Im Schneidersitz saß ich auf dem Boden. Mein Blick war starr nach draußen gerichtet, auf jeden einzelnen Tropfen der dagegen prasselte. Wie gebannt, sah ich dem Geschehen der Blitze zu, die immer wieder den bereits verdunkelten Himmel erhellten. Ich fand dieses Spektakel schon immer interessant und dankte den Göttern dafür, dass sie so etwas erschufen. Sie waren schnell und unberechenbar. Ich musste an unseren Gott Levitation denken. >>Ist er dafür verantwortlich? Auf was ist er wütend? Ich hoffe es geht ihm bald wieder besser.<<
Wieder die Gedanken an meinen Stamm. Aber nun konnte ich es nicht zurück halten. Stumm bahnten sich erneut Tränenflüsse einen Weg durch mein Gesicht, über mein Kinn, wo sie letztendlich runtertropften und auf meinen Beinen aufprallten. Ich vermisste alles und nichts.
Ich merkte nicht, wie hinter mir die Tür auf ging und Niklas das Zimmer betrat. Erst, als er sich genauso wie am Abend zuvor neben mich setzte und mich ansah, nahm ich ihn war.

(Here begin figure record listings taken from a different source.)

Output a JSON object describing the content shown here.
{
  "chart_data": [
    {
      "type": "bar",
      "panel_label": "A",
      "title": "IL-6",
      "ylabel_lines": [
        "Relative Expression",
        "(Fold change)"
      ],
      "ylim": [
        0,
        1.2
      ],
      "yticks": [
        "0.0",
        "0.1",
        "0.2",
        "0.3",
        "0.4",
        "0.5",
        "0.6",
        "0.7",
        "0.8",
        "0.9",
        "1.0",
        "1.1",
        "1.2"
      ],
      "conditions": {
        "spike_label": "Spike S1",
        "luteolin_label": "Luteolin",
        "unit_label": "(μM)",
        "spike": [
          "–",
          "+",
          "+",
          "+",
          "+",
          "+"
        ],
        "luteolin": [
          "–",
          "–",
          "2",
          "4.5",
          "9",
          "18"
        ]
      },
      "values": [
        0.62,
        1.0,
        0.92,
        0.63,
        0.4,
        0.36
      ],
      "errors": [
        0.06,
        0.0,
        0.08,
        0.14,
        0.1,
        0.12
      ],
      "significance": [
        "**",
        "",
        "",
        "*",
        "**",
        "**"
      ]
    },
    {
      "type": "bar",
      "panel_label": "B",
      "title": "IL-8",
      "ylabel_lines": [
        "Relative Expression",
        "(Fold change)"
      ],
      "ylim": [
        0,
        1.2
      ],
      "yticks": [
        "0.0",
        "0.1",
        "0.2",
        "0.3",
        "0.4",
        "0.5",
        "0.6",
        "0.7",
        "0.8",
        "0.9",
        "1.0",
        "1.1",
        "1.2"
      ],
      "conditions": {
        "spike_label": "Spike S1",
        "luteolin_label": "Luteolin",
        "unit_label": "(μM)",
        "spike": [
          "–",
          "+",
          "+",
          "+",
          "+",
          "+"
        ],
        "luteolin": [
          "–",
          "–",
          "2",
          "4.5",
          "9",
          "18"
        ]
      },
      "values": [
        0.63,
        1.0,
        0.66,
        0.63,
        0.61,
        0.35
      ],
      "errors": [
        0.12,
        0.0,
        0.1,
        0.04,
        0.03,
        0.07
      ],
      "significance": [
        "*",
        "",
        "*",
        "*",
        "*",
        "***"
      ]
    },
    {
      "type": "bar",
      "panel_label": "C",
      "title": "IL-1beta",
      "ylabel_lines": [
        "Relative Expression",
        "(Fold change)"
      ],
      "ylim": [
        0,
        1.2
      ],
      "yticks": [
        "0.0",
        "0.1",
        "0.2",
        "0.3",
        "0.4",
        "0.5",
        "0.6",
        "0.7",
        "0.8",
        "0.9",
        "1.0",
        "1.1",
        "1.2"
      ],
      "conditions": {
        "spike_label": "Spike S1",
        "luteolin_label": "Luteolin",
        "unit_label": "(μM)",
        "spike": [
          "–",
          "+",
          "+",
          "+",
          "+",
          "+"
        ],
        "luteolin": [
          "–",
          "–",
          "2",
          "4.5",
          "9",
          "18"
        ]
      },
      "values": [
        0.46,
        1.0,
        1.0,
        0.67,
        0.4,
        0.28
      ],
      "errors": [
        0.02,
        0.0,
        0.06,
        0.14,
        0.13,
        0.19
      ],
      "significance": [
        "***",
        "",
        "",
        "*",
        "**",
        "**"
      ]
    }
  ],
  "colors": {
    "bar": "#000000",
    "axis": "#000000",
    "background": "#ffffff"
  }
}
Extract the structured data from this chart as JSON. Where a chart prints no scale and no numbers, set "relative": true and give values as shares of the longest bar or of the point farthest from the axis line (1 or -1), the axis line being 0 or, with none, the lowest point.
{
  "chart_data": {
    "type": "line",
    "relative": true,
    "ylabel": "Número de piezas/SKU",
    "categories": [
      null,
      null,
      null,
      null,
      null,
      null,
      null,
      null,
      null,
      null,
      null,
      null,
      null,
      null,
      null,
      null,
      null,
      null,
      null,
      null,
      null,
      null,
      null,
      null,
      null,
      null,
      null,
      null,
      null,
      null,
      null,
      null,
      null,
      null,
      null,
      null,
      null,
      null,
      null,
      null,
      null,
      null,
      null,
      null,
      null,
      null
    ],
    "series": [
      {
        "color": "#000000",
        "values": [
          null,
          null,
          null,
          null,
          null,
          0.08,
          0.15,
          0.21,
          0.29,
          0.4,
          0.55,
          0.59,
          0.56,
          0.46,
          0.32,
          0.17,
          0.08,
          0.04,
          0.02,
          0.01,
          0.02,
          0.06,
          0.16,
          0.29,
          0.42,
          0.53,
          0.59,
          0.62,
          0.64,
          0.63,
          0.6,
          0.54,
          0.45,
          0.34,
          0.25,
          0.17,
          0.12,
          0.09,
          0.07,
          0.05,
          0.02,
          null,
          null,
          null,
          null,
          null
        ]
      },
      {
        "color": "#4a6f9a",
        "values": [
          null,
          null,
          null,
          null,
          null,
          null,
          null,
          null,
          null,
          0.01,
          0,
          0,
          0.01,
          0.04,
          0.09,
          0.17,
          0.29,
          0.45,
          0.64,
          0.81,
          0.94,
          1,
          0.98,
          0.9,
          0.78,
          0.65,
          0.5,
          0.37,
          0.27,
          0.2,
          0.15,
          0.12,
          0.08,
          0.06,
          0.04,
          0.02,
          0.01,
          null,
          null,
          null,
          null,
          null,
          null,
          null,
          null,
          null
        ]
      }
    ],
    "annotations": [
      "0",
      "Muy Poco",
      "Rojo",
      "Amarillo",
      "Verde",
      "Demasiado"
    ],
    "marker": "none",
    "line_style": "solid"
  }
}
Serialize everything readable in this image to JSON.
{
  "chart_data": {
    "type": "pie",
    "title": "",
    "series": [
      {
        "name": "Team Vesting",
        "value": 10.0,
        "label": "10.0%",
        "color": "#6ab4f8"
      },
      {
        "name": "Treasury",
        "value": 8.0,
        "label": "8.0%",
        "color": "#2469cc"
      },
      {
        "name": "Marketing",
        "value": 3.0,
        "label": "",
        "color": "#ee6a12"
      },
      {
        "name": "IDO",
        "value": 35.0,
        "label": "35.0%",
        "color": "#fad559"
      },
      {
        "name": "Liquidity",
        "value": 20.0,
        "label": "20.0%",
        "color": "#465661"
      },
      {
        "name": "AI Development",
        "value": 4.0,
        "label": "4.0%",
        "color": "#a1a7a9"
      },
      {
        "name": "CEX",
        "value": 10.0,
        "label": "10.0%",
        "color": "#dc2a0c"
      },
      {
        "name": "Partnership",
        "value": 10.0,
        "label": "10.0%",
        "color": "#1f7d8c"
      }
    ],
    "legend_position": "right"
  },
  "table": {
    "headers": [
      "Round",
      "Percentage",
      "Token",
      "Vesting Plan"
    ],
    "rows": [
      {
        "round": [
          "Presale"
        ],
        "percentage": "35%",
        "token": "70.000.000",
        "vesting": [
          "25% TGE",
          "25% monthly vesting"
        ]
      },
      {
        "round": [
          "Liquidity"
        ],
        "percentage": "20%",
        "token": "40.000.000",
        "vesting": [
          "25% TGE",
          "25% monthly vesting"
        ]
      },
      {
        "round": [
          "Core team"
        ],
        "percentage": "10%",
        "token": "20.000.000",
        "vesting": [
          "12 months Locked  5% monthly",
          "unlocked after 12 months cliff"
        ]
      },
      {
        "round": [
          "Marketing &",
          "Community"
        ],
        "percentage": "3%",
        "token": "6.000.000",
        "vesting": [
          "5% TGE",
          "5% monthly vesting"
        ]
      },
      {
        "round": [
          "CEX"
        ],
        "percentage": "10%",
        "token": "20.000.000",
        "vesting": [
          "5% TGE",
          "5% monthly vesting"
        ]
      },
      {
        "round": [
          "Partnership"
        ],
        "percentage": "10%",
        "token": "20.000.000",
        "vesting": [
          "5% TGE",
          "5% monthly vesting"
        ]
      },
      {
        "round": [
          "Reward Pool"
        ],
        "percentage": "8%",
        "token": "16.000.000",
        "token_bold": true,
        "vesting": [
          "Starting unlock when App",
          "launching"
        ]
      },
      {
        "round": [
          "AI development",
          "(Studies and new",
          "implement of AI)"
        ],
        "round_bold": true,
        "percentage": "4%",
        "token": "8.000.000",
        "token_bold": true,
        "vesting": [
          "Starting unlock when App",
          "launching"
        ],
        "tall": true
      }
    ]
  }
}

Obwohl mein Blick starr auf den Regen gerichtet waren, schaffte ich es gut zu merken, wie er mich ansah. Was sein Blick mir gegenüber aussagte. Es war Besorgnis, das ihm in die Augen gelegt wurde. "Was mache ich nur falsch? Scheinbar alles. Im Stamm und hier." flüsterte ich leise in die Stille hinein. "Nein Jako. Du machst nichts falsch. Ich habe falsch gehandelt. Dich so harsch anzugehen, war falsch. Es ist nur so, dass...", begann er zu sprechen, bevor er scheinbar tief durchatmete. "Levi ist mein Vater, Jako." Mich traf diese Neuigkeit, wie ein Schlag in's Gesicht. Das konnte doch nicht sein! Levi war mein Vater, nicht seiner! "Niklas! Das kann nicht sein! Ich bin der Sohn von Levi!" Doch Niklas sprach unberührt weiter, als hätte er mich gar nicht gehört. "Ich kenne meinen Vater nicht wirklich. Ich bin früh mit Mama weggegangen. Hier her. Nach Berlin. Ich weiß nicht, wieso sie ging. Wo sie ihn doch so sehr liebte." Doch ein anderes Wesen lenkte meine Aufmerksamkeit auf sich. Es war klein. Flog vor mir hin und her. Es war in einer Aurach, aus leuchtendem Orange. Niklas' letzte Worte von seinem Satz, bekam ich nur gedämpft mit. Ich versuchte es zu berühren. Doch es flog immer wieder weg. So klein wie es war, so wendig war es auch. Dessen Flügel bewegten sich so schnell, dass man es nur schwer mit menschlichem Auge vernehmen konnte. Es sprach nicht, deutete mir nur, meine Hand auf zu machen. Ich tat wie mir befohlen und fand darin ein kleines, goldenes Kügelchen wieder.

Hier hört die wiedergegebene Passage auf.